Low Point
Update: I became fine like a week after. Reading it now feels like I exaggerated my feelings lol. But that's how it goes I guess, it seems too real when you are in the moment.
It takes me an enormous amount of energy to write this. To be honest I haven’t been able to get a whole lot done over the past week or so. I went full time into building my product about two months ago. I had been tinkering with building for a while even before that.
Although we achieved many things in this journey, it still feels insufficient. We incorporated, grew a waitlist of customers, launched, made our first few dollars on the internet. But it's not enough when your survival depends on it. Startup gurus talk about exponential growth, millions of dollars in ARR and user count – we don’t have any of that. You simply can’t build in peace when you are focused on survival.
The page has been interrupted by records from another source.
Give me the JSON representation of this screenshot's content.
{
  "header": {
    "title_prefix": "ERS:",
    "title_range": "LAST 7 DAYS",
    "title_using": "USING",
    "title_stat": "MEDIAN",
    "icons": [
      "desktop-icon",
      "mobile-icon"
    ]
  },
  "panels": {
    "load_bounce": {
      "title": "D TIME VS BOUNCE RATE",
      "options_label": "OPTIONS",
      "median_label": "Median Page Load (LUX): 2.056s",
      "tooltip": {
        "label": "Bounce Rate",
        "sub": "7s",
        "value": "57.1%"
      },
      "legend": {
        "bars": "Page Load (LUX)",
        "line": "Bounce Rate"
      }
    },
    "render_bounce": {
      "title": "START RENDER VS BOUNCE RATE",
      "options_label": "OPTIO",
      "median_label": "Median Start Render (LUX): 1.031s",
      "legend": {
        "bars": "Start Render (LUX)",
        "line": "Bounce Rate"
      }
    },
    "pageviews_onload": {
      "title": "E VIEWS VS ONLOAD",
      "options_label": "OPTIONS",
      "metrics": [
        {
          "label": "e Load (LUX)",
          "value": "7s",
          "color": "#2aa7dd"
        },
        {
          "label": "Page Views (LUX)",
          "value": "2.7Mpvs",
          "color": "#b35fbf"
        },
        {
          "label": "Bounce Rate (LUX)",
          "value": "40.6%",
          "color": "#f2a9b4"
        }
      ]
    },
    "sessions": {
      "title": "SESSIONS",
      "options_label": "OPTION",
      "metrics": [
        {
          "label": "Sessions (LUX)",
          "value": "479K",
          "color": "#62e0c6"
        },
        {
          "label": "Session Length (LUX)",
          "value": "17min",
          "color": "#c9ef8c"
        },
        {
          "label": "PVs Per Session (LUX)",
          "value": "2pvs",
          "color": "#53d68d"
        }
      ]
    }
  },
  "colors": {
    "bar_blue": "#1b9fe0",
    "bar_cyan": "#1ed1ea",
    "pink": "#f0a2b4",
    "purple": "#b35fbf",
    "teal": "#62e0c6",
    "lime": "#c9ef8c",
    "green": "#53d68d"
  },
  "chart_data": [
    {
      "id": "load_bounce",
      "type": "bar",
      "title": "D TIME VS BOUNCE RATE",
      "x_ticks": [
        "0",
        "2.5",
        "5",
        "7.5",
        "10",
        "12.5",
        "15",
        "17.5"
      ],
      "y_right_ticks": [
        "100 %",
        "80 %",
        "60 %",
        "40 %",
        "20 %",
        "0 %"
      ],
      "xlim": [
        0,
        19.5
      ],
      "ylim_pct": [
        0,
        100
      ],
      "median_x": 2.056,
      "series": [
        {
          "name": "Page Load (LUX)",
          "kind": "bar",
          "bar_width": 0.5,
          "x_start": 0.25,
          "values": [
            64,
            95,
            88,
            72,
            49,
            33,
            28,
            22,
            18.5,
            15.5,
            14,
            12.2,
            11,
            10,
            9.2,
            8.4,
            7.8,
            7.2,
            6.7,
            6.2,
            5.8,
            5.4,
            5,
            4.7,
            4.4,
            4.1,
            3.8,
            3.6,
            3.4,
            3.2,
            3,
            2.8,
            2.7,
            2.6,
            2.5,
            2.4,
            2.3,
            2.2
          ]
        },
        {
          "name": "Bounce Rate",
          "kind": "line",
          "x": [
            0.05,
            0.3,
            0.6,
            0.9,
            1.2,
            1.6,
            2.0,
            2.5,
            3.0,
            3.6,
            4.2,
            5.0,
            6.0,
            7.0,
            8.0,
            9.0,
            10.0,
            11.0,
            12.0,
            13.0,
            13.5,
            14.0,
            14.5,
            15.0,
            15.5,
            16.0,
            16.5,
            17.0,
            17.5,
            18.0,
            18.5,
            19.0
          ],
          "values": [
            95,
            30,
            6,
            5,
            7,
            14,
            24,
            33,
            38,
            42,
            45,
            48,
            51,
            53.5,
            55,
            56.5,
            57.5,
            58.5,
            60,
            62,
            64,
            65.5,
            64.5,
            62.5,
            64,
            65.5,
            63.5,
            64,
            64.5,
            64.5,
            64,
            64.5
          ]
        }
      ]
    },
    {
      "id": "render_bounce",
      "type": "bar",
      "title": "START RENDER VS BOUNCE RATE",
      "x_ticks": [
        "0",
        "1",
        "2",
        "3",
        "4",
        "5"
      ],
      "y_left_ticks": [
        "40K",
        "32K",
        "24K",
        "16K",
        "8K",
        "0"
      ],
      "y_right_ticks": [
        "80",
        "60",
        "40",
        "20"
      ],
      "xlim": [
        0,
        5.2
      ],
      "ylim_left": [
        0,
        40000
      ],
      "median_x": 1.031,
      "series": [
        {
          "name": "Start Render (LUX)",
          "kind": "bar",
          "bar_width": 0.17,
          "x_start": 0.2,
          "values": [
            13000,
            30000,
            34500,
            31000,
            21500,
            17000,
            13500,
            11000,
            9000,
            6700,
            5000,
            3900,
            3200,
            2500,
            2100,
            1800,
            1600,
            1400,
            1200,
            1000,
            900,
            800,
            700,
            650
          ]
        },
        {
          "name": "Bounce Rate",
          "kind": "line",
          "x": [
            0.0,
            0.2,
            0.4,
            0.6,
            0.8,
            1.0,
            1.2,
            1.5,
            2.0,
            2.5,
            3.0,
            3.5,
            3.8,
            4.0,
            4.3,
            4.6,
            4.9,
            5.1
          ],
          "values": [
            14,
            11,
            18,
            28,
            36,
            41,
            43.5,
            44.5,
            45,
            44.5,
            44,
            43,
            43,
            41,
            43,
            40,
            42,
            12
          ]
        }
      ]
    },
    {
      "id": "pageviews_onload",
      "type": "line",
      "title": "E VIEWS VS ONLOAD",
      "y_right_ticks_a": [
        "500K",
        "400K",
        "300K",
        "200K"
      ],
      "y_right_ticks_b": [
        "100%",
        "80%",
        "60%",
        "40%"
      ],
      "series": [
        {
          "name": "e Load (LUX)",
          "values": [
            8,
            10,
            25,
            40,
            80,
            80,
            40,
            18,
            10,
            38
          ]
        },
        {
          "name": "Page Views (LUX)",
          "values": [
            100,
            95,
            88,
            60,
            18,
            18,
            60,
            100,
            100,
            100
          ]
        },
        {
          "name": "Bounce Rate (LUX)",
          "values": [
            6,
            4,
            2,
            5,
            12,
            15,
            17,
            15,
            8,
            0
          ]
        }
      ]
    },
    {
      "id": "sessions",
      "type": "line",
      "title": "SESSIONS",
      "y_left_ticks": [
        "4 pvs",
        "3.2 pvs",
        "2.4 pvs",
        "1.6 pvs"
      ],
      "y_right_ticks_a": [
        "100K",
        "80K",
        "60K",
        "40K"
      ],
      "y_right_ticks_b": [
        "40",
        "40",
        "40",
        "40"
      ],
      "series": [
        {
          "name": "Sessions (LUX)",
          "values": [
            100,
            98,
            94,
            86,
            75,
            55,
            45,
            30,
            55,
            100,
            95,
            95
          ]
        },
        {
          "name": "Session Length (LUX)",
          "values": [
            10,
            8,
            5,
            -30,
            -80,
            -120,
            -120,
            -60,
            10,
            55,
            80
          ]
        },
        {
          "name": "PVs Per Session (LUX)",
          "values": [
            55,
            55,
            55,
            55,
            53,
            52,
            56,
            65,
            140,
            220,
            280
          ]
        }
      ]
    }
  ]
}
We have done so much (progress) and we can probably do more. But it's hard to keep yourself motivated when there’s no end in sight. I underestimated the amount of mental resilience it's going to take to run a startup. You don’t know where your next paycheck is going to come from.
Everyday you deal with doubts and fears about the future. What if my product fails? Will I ever be able to make enough money to sustain myself? And all of this is happening when your friends are living real ‘lives’. Yours is just hacking away on friday nights. You want a day off, in fact you aren’t even working much but you just can’t take a day off in peace.
Everyday on X you see cracked kids building world class products, getting into YC and just working on cool stuff in general. At some point in life you realize – “Man, I’m not that guy. I’m just ordinary.” Once you are out of that delusional startup phase – reality hits you and hits you hard. Everyday tells you no one cares about you. No ivy league alma mater, no big tech name, no big achievements really. Could be that I’m in a bubble but that doesn’t matter. How you feel is real even if you are within a bubble.
All of these problems are compounded especially if you are an immigrant founder like I am. Having just graduated, I started up. No one around me is doing it. They say it's lonely at the top, turns out it's lonely at the bottom too lol. I don’t have a lot of time to figure my stuff out. The immigration clock is always ticking.
I learnt so much through this journey. I learnt to code, design and grow a product from 0. But I question myself – all of it for what? I can’t put many of the things I did on a resume. And even if I did, who really cares? I’ve applied to many many jobs online, even those that seemingly fit my profile really well only to face rejections.
I was once a guy with seemingly everything in my hometown in my home country. Why did I long so much to escape it all? As they say – you may go anywhere but you only go with yourself. Maybe I’m the problem after all.
I don’t know what’s going to happen in the future. I don’t know if I should just quit and look for a job (as if that is easy!) At this point nothing interests me and the future only feels dark and bleak with nothing to look forward to. I hope something changes.